O auto da matéria, deputado Paulo Siufi (MDB) argumenta que não há medicamentos para tratamento da doença celíaca (reação imunológica à ingestão de glúten, uma proteína encontrada no trigo, na cevada e no centeio). “A única maneira de se livrar dos transtornos intestinais e evitar complicações é eliminar todos os produtos com glúten do cardápio”, avisa Siufi. E acrescenta: “Diante dessas doenças sem curas e sem remédios, o Estado deve cuidar da saúde das crianças e adolescentes que estudam nos estabelecimentos de ensino da rede oficial de Mato Grosso do Sul”.
OUTROS PROJETOS
A proposta que institui, no âmbito do estado de Mato Grosso do Sul, regras de priorização e especialização na tramitação de processos de licenciamento ambiental de loteamentos e empreendimentos em processo de Regularização Fundiária Urbana (Reurb) segue para segunda discussão.
O autor da proposta, deputado Renato Câmara (MDB) acredita que a matéria contempla a Lei 13.465, de 11 de julho de 2017, que instituiu a Reurb no País.

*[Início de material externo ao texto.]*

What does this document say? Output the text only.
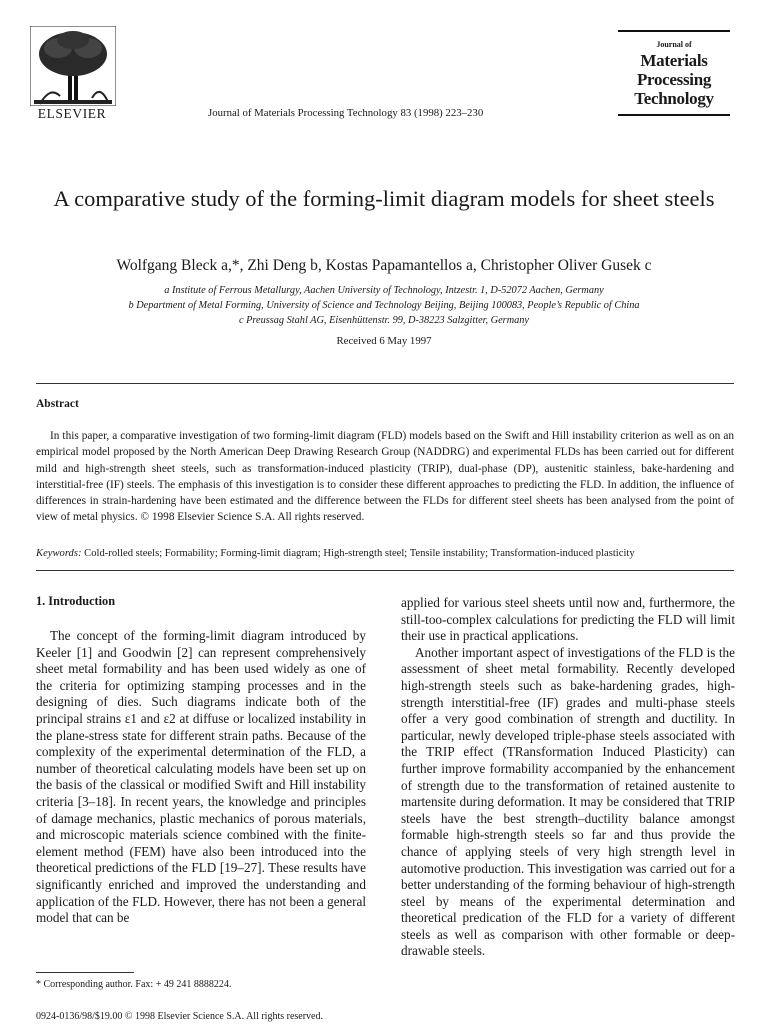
ELSEVIER	Journal of Materials Processing Technology 83 (1998) 223–230
Journal of
Materials
Processing
Technology
A comparative study of the forming-limit diagram models for sheet steels
Wolfgang Bleck a,*, Zhi Deng b, Kostas Papamantellos a, Christopher Oliver Gusek c
a Institute of Ferrous Metallurgy, Aachen University of Technology, Intzestr. 1, D-52072 Aachen, Germany
b Department of Metal Forming, University of Science and Technology Beijing, Beijing 100083, People’s Republic of China
c Preussag Stahl AG, Eisenhüttenstr. 99, D-38223 Salzgitter, Germany
Received 6 May 1997
Abstract
In this paper, a comparative investigation of two forming-limit diagram (FLD) models based on the Swift and Hill instability criterion as well as on an empirical model proposed by the North American Deep Drawing Research Group (NADDRG) and experimental FLDs has been carried out for different mild and high-strength sheet steels, such as transformation-induced plasticity (TRIP), dual-phase (DP), austenitic stainless, bake-hardening and interstitial-free (IF) steels. The emphasis of this investigation is to consider these different approaches to predicting the FLD. In addition, the influence of differences in strain-hardening have been estimated and the difference between the FLDs for different steel sheets has been analysed from the point of view of metal physics. © 1998 Elsevier Science S.A. All rights reserved.
Keywords: Cold-rolled steels; Formability; Forming-limit diagram; High-strength steel; Tensile instability; Transformation-induced plasticity
1. Introduction

The concept of the forming-limit diagram introduced by Keeler [1] and Goodwin [2] can represent comprehensively sheet metal formability and has been used widely as one of the criteria for optimizing stamping processes and in the designing of dies. Such diagrams indicate both of the principal strains ε1 and ε2 at diffuse or localized instability in the plane-stress state for different strain paths. Because of the complexity of the experimental determination of the FLD, a number of theoretical calculating models have been set up on the basis of the classical or modified Swift and Hill instability criteria [3–18]. In recent years, the knowledge and principles of damage mechanics, plastic mechanics of porous materials, and microscopic materials science combined with the finite-element method (FEM) have also been introduced into the theoretical predictions of the FLD [19–27]. These results have significantly enriched and improved the understanding and application of the FLD. However, there has not been a general model that can be

applied for various steel sheets until now and, furthermore, the still-too-complex calculations for predicting the FLD will limit their use in practical applications.

Another important aspect of investigations of the FLD is the assessment of sheet metal formability. Recently developed high-strength steels such as bake-hardening grades, high-strength interstitial-free (IF) grades and multi-phase steels offer a very good combination of strength and ductility. In particular, newly developed triple-phase steels associated with the TRIP effect (TRansformation Induced Plasticity) can further improve formability accompanied by the enhancement of strength due to the transformation of retained austenite to martensite during deformation. It may be considered that TRIP steels have the best strength–ductility balance amongst formable high-strength steels so far and thus provide the chance of applying steels of very high strength level in automotive production. This investigation was carried out for a better understanding of the forming behaviour of high-strength steel by means of the experimental determination and theoretical predication of the FLD for a variety of different steels as well as comparison with other formable or deep-drawable steels.

* Corresponding author. Fax: + 49 241 8888224.
0924-0136/98/$19.00 © 1998 Elsevier Science S.A. All rights reserved.
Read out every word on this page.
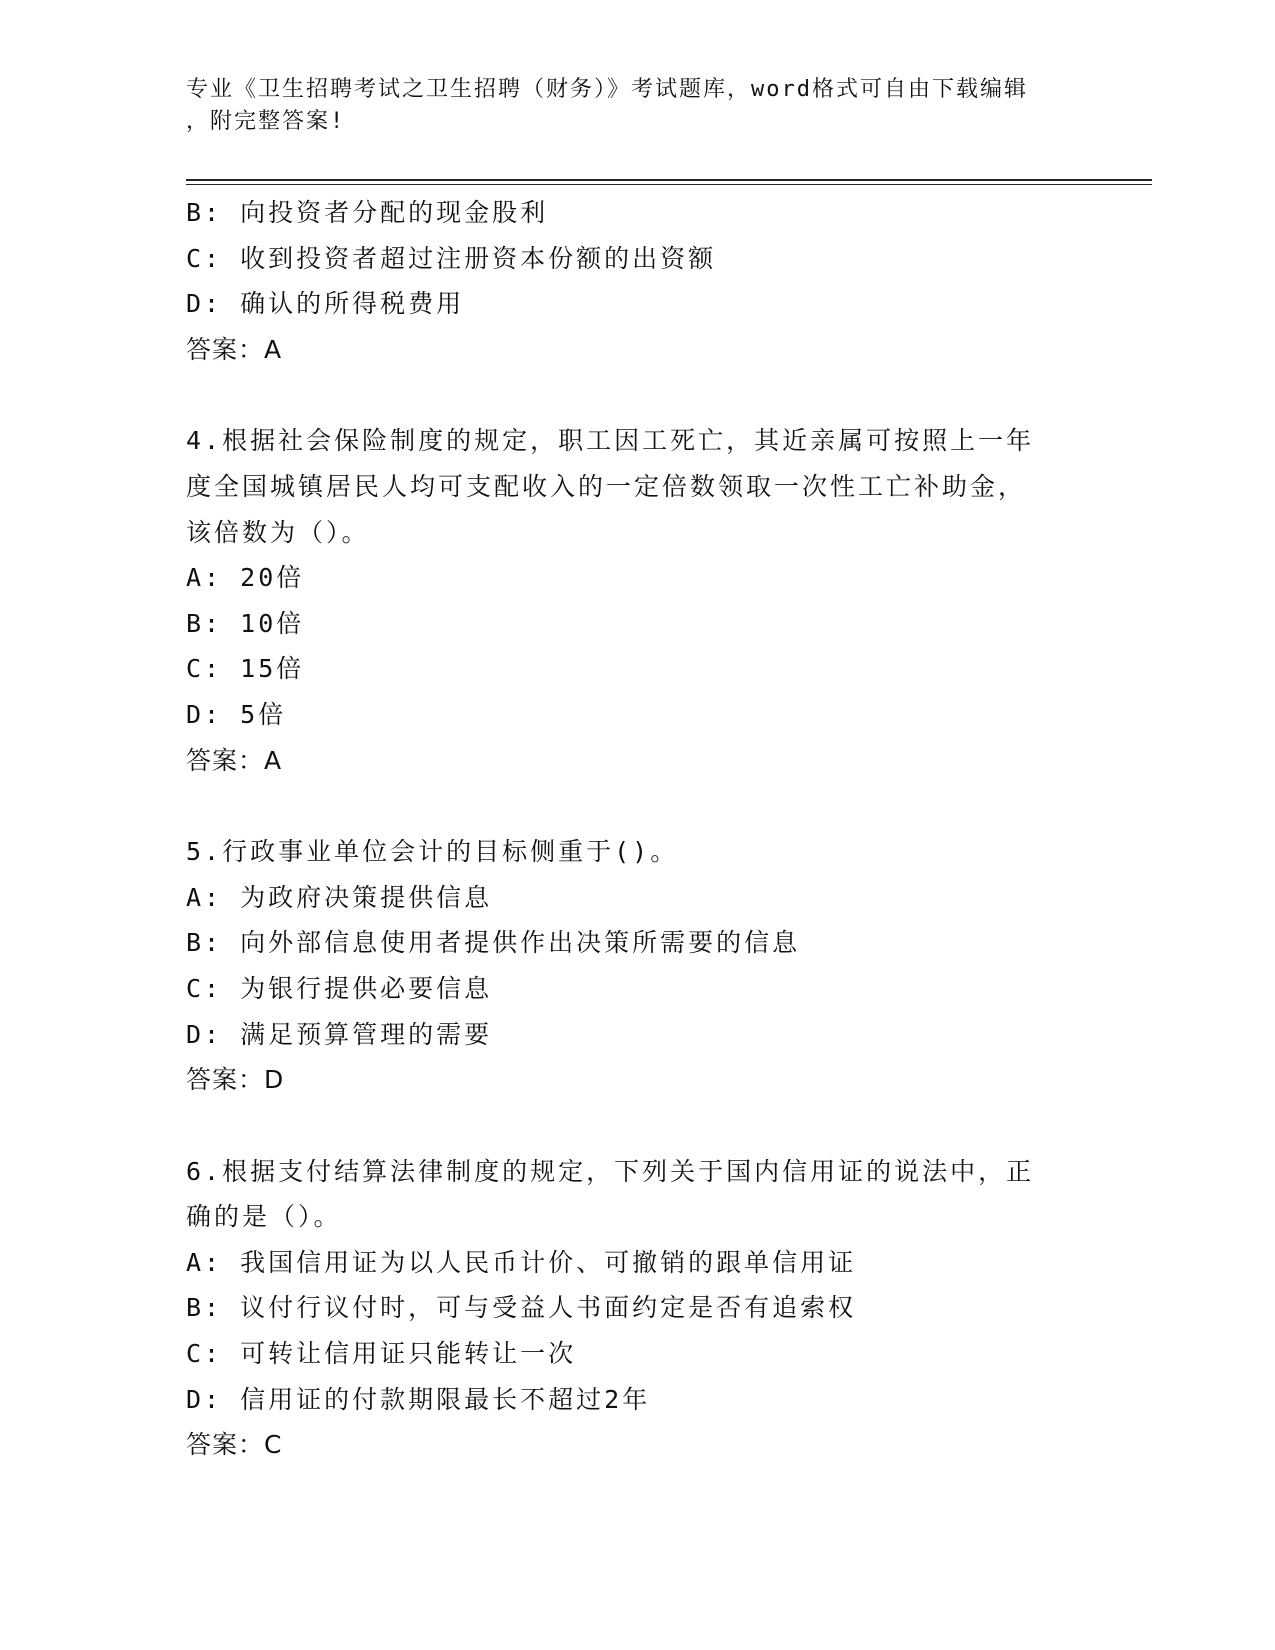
专业《卫生招聘考试之卫生招聘（财务）》考试题库，word格式可自由下载编辑
，附完整答案!
B: 向投资者分配的现金股利
C: 收到投资者超过注册资本份额的出资额
D: 确认的所得税费用
答案：A
4.根据社会保险制度的规定，职工因工死亡，其近亲属可按照上一年
度全国城镇居民人均可支配收入的一定倍数领取一次性工亡补助金，
该倍数为（）。
A: 20倍
B: 10倍
C: 15倍
D: 5倍
答案：A
5.行政事业单位会计的目标侧重于()。
A: 为政府决策提供信息
B: 向外部信息使用者提供作出决策所需要的信息
C: 为银行提供必要信息
D: 满足预算管理的需要
答案：D
6.根据支付结算法律制度的规定，下列关于国内信用证的说法中，正
确的是（）。
A: 我国信用证为以人民币计价、可撤销的跟单信用证
B: 议付行议付时，可与受益人书面约定是否有追索权
C: 可转让信用证只能转让一次
D: 信用证的付款期限最长不超过2年
答案：C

O objetivo, de acordo com o parlamentar, é “agilizar e priorizar o processo de regularização fundiária urbana como forma de garantir dignidade à nossa população, bem como assegurar ganhos econômicos, financeiros e fiscais aos cidadãos e ao Estado”.
Já o projeto, de autoria do deputado Felipe Orro (PSDB), que tratava da obrigatoriedade de fixar placas alertando sobre as consequências da discriminação e preconceito, foi rejeitada e por 11 votos contrários e cinco favoráveis, a matéria foi arquivada.